Tuesday 18 May 2010

How does your garden grow?

I think, if you're a proper gardener, that there's always something needing to be done in the garden. Whether it's weeding the beds or mulching the borders, Gardener's World would have you believe that the world's not right until you've been out with the spade and the secateurs and to hang with any jobs from the real world.

There may well be a grain of truth in this. If, however, like me you're just messing about at it and trying your luck* then one can manage the incredible feat of pottering about and appearing simultaneously productive/constructive and yet shambolic and disorganised.
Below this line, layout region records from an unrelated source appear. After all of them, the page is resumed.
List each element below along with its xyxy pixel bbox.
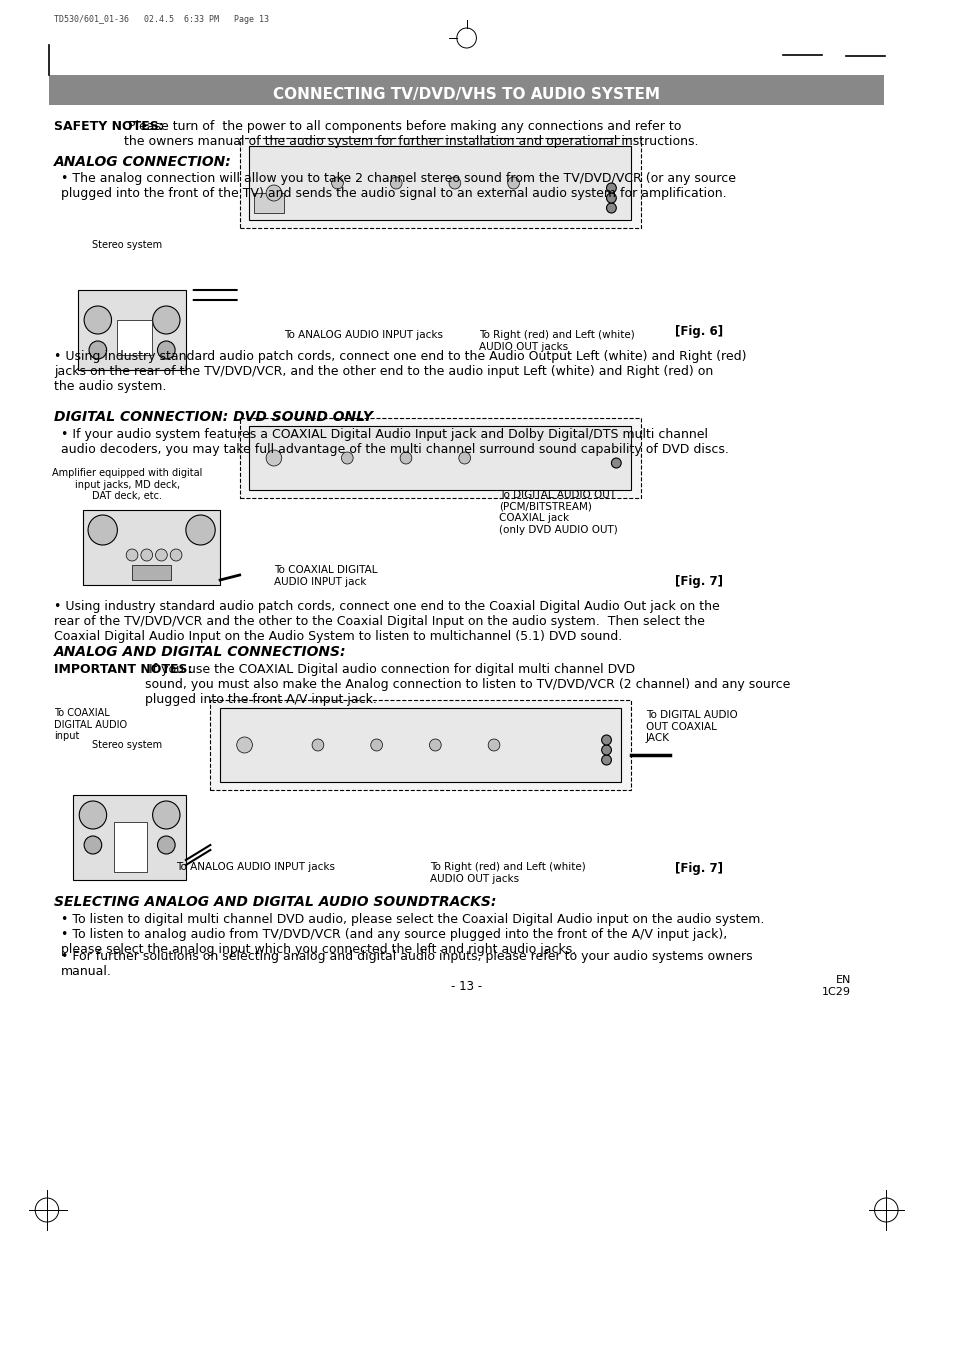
Text: To ANALOG AUDIO INPUT jacks: To ANALOG AUDIO INPUT jacks <box>283 331 442 340</box>
Circle shape <box>170 549 182 561</box>
Text: [Fig. 7]: [Fig. 7] <box>675 862 722 876</box>
Circle shape <box>429 739 440 751</box>
Text: • Using industry standard audio patch cords, connect one end to the Coaxial Digi: • Using industry standard audio patch co… <box>53 600 719 643</box>
Bar <box>73 795 186 880</box>
Circle shape <box>488 739 499 751</box>
Text: • To listen to analog audio from TV/DVD/VCR (and any source plugged into the fro: • To listen to analog audio from TV/DVD/… <box>61 928 726 956</box>
Circle shape <box>266 451 281 465</box>
Text: To Right (red) and Left (white)
AUDIO OUT jacks: To Right (red) and Left (white) AUDIO OU… <box>478 331 635 352</box>
Circle shape <box>155 549 167 561</box>
Text: • Using industry standard audio patch cords, connect one end to the Audio Output: • Using industry standard audio patch co… <box>53 349 745 393</box>
Text: To ANALOG AUDIO INPUT jacks: To ANALOG AUDIO INPUT jacks <box>176 862 335 871</box>
Bar <box>78 290 186 370</box>
Circle shape <box>601 755 611 765</box>
Circle shape <box>507 177 519 189</box>
Bar <box>220 708 620 782</box>
Text: Stereo system: Stereo system <box>92 741 162 750</box>
Circle shape <box>79 801 107 830</box>
Circle shape <box>141 549 152 561</box>
Text: CONNECTING TV/DVD/VHS TO AUDIO SYSTEM: CONNECTING TV/DVD/VHS TO AUDIO SYSTEM <box>273 86 659 101</box>
Circle shape <box>341 452 353 464</box>
Text: SAFETY NOTES:: SAFETY NOTES: <box>53 120 163 134</box>
Text: Amplifier equipped with digital
input jacks, MD deck,
DAT deck, etc.: Amplifier equipped with digital input ja… <box>51 468 202 502</box>
Circle shape <box>601 735 611 745</box>
Text: ANALOG CONNECTION:: ANALOG CONNECTION: <box>53 155 232 169</box>
Circle shape <box>606 202 616 213</box>
Text: To COAXIAL
DIGITAL AUDIO
input: To COAXIAL DIGITAL AUDIO input <box>53 708 127 741</box>
Bar <box>254 193 283 213</box>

This, of course, may be no bad thing. Too much anal retention can't be good for either the garden or the digestion. Are regimented rows of seedlings and well drilled lines of saplings really doing much to advance the cause of human happiness? Laissez-faire and devil may care, that's me.

Real gardeners (yes, retired folk really) would no doubt be horrified at my planting regime - points to consider: do I have space, do I have any soil/compost? Answer = yes? Bung in the seeds regardless of instructions to the contrary. I prefer to think of it as a kind of "control method", checking whether those seed packet instructions really are accurate is a true service to the horticulturist I think.

No, no, don't all rush to thank me. It was nothing...


* many years ago, the Beechgrove Garden used to talk about, what I took to be a form of cultivation called "keanamata gardening" - it's only recently I've discovered this seemingly exotic form of horticulture to be for the "keen amateur". Oh well, another bubble burst.